AQIM - As little as possible
Jan 24 2016
What did you do in Chinatown? –
As little as possible.
Former cop turned private eye Jake Gettes, when asked what he did in during his time in Chinatown, responds, “as little as possible.” Gettes didn’t speak the language of the immigrants whose streets he patrolled. In 1930’s Los Angeles there were shifting alliances among immigrants, locals, gangs, businesses, and neighbors. It was a complex, layered world, and any action taken by an officer could have far reaching and unintended consequences.
As a veteran, I’m often asked by well-meaning persons about, “what it’s like over there” or what I think of “the situation” Often, too often, I duck and evade with platitudes and clichés. But if I’ve drank too much, or if my tongue is feeling loose, I like to tell this story, about Jake Gettes. There are too many layers, there is too much history, in those places of the world. Those who seek quick and cathartic answers will find them, on cable news networks and angrily written blogs. But, to even begin to understand “the situation” I think you have to start by putting on the shoes of Jakes Gettes. Only empty of pretension, and with an eye to narrative, lore, myth, history, ethnicity, tribalism, and nationalism, can I begin to try to peel back the layers of complexity, and understand. Even then, I can deceive myself, so I try to remember and believe, “as little as possible.”

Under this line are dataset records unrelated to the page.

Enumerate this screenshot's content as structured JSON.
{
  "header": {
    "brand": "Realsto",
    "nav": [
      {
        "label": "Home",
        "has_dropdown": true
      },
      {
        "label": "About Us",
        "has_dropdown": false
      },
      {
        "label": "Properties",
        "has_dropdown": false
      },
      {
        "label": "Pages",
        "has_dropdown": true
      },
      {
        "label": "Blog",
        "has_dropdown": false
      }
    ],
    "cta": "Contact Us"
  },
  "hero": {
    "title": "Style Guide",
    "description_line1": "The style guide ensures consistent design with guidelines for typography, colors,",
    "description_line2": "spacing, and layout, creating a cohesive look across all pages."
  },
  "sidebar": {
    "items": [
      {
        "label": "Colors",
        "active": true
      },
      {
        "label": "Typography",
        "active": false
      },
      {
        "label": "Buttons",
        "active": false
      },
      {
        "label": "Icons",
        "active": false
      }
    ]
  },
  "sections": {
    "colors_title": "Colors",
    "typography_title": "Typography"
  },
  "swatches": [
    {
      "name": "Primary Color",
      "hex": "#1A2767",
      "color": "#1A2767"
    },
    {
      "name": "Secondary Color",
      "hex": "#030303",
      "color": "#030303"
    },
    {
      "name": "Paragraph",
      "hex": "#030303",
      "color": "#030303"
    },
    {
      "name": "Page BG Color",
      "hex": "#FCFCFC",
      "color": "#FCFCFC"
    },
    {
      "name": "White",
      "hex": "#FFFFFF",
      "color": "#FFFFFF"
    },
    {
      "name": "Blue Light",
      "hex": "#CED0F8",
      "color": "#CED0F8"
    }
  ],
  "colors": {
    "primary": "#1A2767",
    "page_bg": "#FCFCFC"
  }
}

Earlier this week, gunmen stormed a hotel in Burkina Faso, killing nearly thirty people, mostly foreigners. An al-Qaeda “franchise” claimed responsibility for the attack – al-Qaeda in the Islamic Maghreb (AQIM.) The brutal attacks were the first by AQIM inside the nation of Burkina Faso.
Details about the attack are still emerging. But AQIM making headlines is a good time to examine the group, in context, and the developing picture of terrorism in Africa.

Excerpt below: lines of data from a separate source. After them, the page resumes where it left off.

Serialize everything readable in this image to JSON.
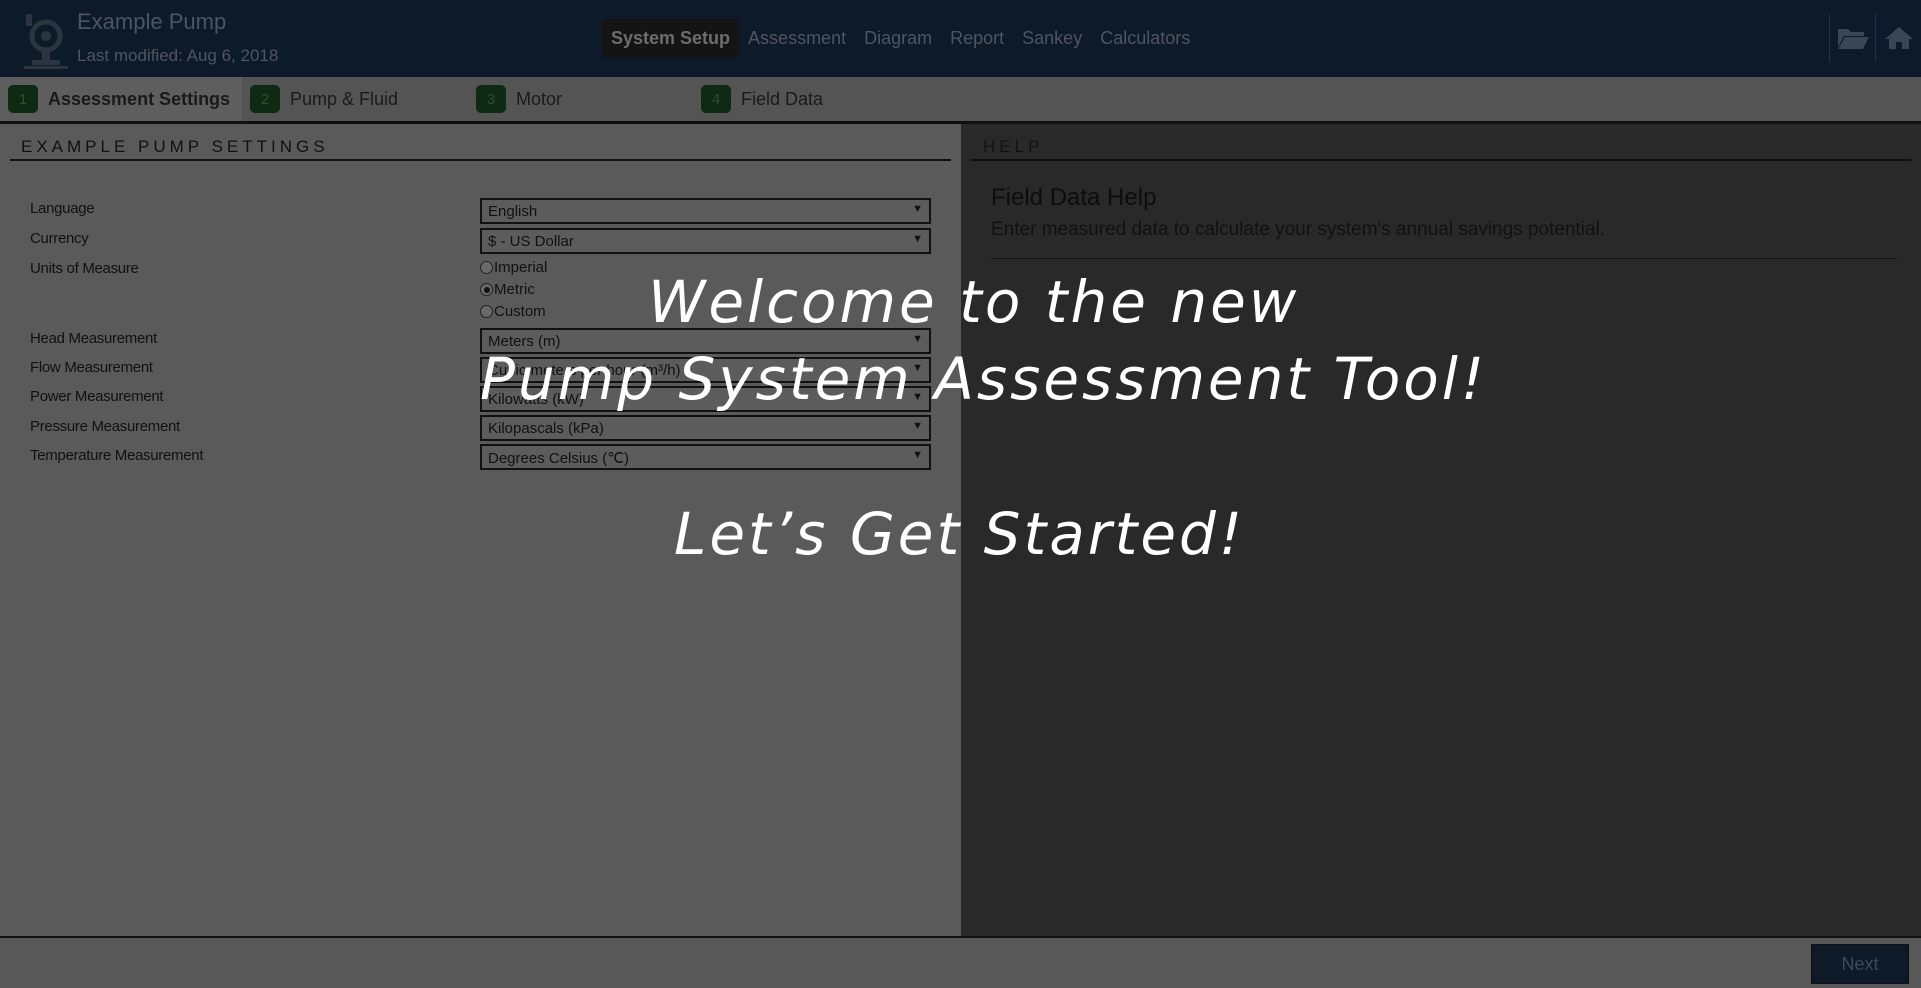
{
  "header": {
    "title": "Example Pump",
    "modified": "Last modified: Aug 6, 2018",
    "nav": [
      "System Setup",
      "Assessment",
      "Diagram",
      "Report",
      "Sankey",
      "Calculators"
    ],
    "active_nav": "System Setup",
    "icons": [
      "folder-open-icon",
      "home-icon"
    ]
  },
  "steps": [
    {
      "num": "1",
      "label": "Assessment Settings",
      "active": true
    },
    {
      "num": "2",
      "label": "Pump & Fluid",
      "active": false
    },
    {
      "num": "3",
      "label": "Motor",
      "active": false
    },
    {
      "num": "4",
      "label": "Field Data",
      "active": false
    }
  ],
  "settings": {
    "heading": "EXAMPLE PUMP SETTINGS",
    "language": {
      "label": "Language",
      "value": "English"
    },
    "currency": {
      "label": "Currency",
      "value": "$ - US Dollar"
    },
    "units": {
      "label": "Units of Measure",
      "options": [
        "Imperial",
        "Metric",
        "Custom"
      ],
      "selected": "Metric"
    },
    "head": {
      "label": "Head Measurement",
      "value": "Meters (m)"
    },
    "flow": {
      "label": "Flow Measurement",
      "value": "Cubic meters per hour (m³/h)"
    },
    "power": {
      "label": "Power Measurement",
      "value": "Kilowatts (kW)"
    },
    "pressure": {
      "label": "Pressure Measurement",
      "value": "Kilopascals (kPa)"
    },
    "temperature": {
      "label": "Temperature Measurement",
      "value": "Degrees Celsius (℃)"
    }
  },
  "help": {
    "heading": "HELP",
    "title": "Field Data Help",
    "text": "Enter measured data to calculate your system's annual savings potential."
  },
  "footer": {
    "next_label": "Next"
  },
  "overlay": {
    "line1": "Welcome to the new",
    "line2": "Pump System Assessment Tool!",
    "line3": "Let’s Get Started!"
  },
  "colors": {
    "header_bg": "#0d1a2a",
    "step_badge": "#0f2a12",
    "overlay_text": "#ffffff"
  }
}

AQIM has its origins in Algeria, which was under French rule until it won its independence in a brutal civil war lasting from 1954 until an accord with France granted independence in 1962. David Galula, a French officer, commanded a company in the war. Galula witnessed the Chinese Communist Revolution, even being taken prisoner by Chinese rebels. He was involved at the UN during the Greek Civil War. He studied the Indochina revolution while in the Philippines.
Galula’s company’s actions were considered successful in their area of operations in Algeria. He wrote two books of theory on counterinsurgency (COIN) after the war, based on his studies and experiences. Those works form much of the basis for, and are widely quoted in, the US COIN doctrine adopted in Iraq and Afghanistan. History reverberates, in even the most unexpected places.
The Algerian Revolution was sanguineous, and fratricidal. Millions were displaced. Many of European descent fled. Atrocities and massacres answered each other, from both sides. The government elected after the war was quickly challenged by a faction that fought in the revolution. In the quelling, the military also overthrew the president. From its beginning as an independent country, Algerian politics were marked by military action, separatist factions, and Islamism.
Military rule continued in Algeria until 1991, when elections were held. The party that had fought in the revolution, and been the front for the military government for decades, the National Liberation Front (FLN) was posed to be swept by the Islamic Salvation Front, (FIS) an Islamist populist party, promoting Sharia law, and liberal economic reforms. The ruling party intervened, canceled the elections, and banned the FIS. There are parallels to Egypt and the Muslim Brotherhood today: a ruling, authoritarian party removed by popular demand, and an Islamist group voted in, and tumult following.
Three factions emerged in the civil war that broke out after the elections were negated. The FLN ruling party, the AIS – a faction loyal to the FIS, and the GIA, a more hard line Islamist group. All three battled each other. Like the civil war in the 50’s an 60’s, the fighting was “dirty.” There were horrific massacres of civilians in villages, blamed on both the GIA and the government. The GIA and the AIS fought each other.
In 1997, the AIS declared a unilateral truce with the government. Under the terms of negotiations, many fighters, from both the AIS and the GIA, were granted amnesty. The GIA found itself split. A faction condemned the massacres the GIA had committed against fellow Muslims, and broke off into the Salafist Group for Preaching and Combat (GSPC.)
The GIA and AIS were degraded by attrition from amnesty, or destroyed by government forces, but the GSPC continued to operate. Today we know the GSPC by a different name. In 2007 the pledged allegiance to a trans-national group, and changed their name to al-Qaeda in the Islamic Maghreb. GSPC began as a group with nationalist aims, and as a group opposed to massacre of civilians. They used violence, but it was targeted political assassinations, or actions against government forces.
I end here. The attacks last week show that something has changed. My goal is not to build sympathy for the GSPC, or AQIM. I don’t believe that to understand all is to forgive all. But in geo-politics, just as in Chinatown, simple narrative will not do. It is necessary to ask, “how things came to be this way” a question that defies simple understandings. And if you hear an argument, about what we ought to be doing, “over there” unless they are Colin Powell, or James Staavridis, remember Jake Gettes, and “as little as possible.”